Humans and animals have the ability to transform informational energy and environmental energy into electrical energy which allows humans and animals alike to convert this type of energy into cognitive processes and experiences through sensations, and thus create perceptions. This is the process of acquiring energy from the surroundings through sensory receptors through the somatosensory system, which extracts energy from chemical, eletrco-magnetic, mechanical and thermal information to create sensations. The sensations gained from the surroundings causes humans and animals to perceive interpretations of these sensations differently. There are six types of senses the somatosensory system uses, these include; auditory, visual, haptic, gustatory, proprioceptive, and olfactory. Focusing on the haptic perceptive experience which determines the sense of touch.

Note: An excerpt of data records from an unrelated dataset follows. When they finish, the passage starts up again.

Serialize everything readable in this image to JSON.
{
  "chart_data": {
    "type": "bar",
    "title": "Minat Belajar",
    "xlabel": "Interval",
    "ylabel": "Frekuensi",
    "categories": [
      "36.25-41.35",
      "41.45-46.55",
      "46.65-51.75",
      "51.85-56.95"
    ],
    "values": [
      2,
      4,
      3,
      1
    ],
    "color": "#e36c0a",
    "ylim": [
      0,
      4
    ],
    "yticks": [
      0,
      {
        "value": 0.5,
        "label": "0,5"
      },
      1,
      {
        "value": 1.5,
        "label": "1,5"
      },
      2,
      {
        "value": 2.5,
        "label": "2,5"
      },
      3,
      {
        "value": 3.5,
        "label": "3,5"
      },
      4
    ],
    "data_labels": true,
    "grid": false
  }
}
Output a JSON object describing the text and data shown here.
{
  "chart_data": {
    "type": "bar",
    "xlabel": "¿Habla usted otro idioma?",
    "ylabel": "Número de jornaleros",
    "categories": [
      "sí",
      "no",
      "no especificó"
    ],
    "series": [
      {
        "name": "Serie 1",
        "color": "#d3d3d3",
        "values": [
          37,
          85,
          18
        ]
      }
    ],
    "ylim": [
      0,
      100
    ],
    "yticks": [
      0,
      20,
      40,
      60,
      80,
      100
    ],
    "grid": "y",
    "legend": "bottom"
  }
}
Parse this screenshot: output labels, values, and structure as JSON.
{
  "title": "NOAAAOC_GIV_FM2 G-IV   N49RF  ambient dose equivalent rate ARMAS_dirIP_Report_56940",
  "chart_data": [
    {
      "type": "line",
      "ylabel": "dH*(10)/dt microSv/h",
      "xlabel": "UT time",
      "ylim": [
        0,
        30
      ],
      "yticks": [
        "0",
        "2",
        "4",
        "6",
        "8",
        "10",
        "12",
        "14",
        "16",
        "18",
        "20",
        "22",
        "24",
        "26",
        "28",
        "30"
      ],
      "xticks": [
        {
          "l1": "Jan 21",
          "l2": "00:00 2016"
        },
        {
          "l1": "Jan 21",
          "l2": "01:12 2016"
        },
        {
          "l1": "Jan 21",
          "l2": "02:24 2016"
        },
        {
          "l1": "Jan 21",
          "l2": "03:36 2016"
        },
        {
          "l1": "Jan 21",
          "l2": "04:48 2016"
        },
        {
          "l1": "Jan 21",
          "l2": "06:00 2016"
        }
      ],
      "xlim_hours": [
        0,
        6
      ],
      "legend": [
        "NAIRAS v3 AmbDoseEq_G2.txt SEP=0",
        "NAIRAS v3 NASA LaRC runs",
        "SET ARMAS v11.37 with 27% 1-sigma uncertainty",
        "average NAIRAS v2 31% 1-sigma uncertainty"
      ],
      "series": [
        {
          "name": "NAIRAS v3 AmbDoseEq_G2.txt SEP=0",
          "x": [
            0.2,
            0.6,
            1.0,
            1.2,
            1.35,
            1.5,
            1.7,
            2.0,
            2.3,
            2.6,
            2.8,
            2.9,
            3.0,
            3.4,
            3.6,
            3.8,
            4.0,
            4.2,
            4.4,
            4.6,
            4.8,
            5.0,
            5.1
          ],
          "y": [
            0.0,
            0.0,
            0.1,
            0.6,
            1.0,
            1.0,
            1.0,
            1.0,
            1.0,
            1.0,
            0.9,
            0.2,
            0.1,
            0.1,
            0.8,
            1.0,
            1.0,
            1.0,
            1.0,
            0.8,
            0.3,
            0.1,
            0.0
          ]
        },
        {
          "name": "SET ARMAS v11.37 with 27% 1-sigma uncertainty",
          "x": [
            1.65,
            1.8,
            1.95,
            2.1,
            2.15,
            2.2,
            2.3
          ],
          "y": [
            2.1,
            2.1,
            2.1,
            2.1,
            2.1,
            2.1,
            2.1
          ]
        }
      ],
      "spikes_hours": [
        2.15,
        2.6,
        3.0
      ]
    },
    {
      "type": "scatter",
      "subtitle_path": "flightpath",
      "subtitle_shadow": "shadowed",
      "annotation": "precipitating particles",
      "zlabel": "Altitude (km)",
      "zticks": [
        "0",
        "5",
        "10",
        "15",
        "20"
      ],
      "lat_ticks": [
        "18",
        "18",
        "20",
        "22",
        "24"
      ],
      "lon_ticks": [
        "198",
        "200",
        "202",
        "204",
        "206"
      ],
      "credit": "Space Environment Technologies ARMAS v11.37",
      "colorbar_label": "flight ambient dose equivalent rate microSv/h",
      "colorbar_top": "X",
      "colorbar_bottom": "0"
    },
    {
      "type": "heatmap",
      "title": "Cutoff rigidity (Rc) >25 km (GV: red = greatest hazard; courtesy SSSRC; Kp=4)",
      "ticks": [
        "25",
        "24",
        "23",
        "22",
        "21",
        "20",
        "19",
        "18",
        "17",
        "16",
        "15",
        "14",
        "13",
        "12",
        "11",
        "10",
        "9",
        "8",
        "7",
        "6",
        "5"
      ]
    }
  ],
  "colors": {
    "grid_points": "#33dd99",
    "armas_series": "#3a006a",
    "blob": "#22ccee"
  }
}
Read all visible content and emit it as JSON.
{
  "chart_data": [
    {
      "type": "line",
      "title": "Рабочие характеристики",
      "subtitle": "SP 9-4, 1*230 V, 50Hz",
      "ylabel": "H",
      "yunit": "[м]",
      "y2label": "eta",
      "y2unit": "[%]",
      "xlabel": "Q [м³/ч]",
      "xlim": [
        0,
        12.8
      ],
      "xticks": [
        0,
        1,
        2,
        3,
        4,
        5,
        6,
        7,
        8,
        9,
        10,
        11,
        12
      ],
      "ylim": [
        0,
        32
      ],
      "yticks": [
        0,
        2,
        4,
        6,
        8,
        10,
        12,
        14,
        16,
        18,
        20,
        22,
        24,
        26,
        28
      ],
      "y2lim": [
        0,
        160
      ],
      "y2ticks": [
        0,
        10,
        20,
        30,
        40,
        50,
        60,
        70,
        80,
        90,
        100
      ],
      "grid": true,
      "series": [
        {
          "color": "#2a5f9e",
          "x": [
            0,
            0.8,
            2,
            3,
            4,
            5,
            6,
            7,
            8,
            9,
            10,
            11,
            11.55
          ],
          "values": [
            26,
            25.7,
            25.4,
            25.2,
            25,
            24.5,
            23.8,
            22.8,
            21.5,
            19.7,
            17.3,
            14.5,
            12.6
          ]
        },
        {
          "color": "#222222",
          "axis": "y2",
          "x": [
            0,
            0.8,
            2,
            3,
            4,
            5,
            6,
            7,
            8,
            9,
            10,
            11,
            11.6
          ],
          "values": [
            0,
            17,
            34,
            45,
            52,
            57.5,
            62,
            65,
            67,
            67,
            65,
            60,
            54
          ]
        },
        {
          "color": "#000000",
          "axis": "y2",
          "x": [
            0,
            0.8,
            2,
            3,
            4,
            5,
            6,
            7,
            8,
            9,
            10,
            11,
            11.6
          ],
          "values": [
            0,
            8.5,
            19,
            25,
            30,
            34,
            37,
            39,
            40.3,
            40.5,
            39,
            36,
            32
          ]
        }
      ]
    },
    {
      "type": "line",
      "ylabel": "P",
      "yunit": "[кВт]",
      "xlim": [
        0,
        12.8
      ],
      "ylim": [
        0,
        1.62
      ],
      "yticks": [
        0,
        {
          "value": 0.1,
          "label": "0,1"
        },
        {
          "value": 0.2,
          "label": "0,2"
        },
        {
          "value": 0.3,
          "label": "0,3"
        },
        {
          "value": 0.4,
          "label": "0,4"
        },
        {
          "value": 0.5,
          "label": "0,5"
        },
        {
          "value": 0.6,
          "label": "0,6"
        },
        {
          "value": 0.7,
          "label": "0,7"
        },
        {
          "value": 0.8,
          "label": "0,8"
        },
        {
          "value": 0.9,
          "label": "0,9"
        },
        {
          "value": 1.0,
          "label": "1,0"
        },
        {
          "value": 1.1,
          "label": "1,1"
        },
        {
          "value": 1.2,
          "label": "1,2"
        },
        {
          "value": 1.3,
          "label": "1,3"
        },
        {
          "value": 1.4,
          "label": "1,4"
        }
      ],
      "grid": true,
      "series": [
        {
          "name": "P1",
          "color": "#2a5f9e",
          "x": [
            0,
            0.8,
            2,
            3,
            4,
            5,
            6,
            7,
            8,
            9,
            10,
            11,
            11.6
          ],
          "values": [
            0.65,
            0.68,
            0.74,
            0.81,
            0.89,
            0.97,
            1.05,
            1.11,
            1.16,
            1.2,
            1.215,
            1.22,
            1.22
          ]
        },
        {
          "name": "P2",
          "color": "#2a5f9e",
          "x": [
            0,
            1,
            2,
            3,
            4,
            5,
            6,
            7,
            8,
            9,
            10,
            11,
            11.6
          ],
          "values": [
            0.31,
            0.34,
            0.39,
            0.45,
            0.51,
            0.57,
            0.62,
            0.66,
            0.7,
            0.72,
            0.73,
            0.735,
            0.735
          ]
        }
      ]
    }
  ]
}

Madeleine had an issue with her haptic perceptive experience due to her lack of use of her hands throughout her life. While being able to identify the elementary senses, she was unable to determine what objects were until she was forced to do so. When Dr. Sacks asked her to identify his hand, she could not, due to the incapableness of her sensory receptors to distinguish the information of the object in front of her. Her sensory receptors activated once she decided to pick up the bagel by recognizing that she was hungry, allowing her to finally acquire the haptic perceptive experience she had never had during the sixty years she has been alive for. By picking up the bagel, her receptors interacted correctly with the information presented before her, which was converted into electrical energy due to the compatibleness of the informational and environmental energy surrounding her. This electrical energy allows neurons in the brain to communicate with the sensory system, which creates individual perceptive experiences allowing her to assess the environment in multiple ways.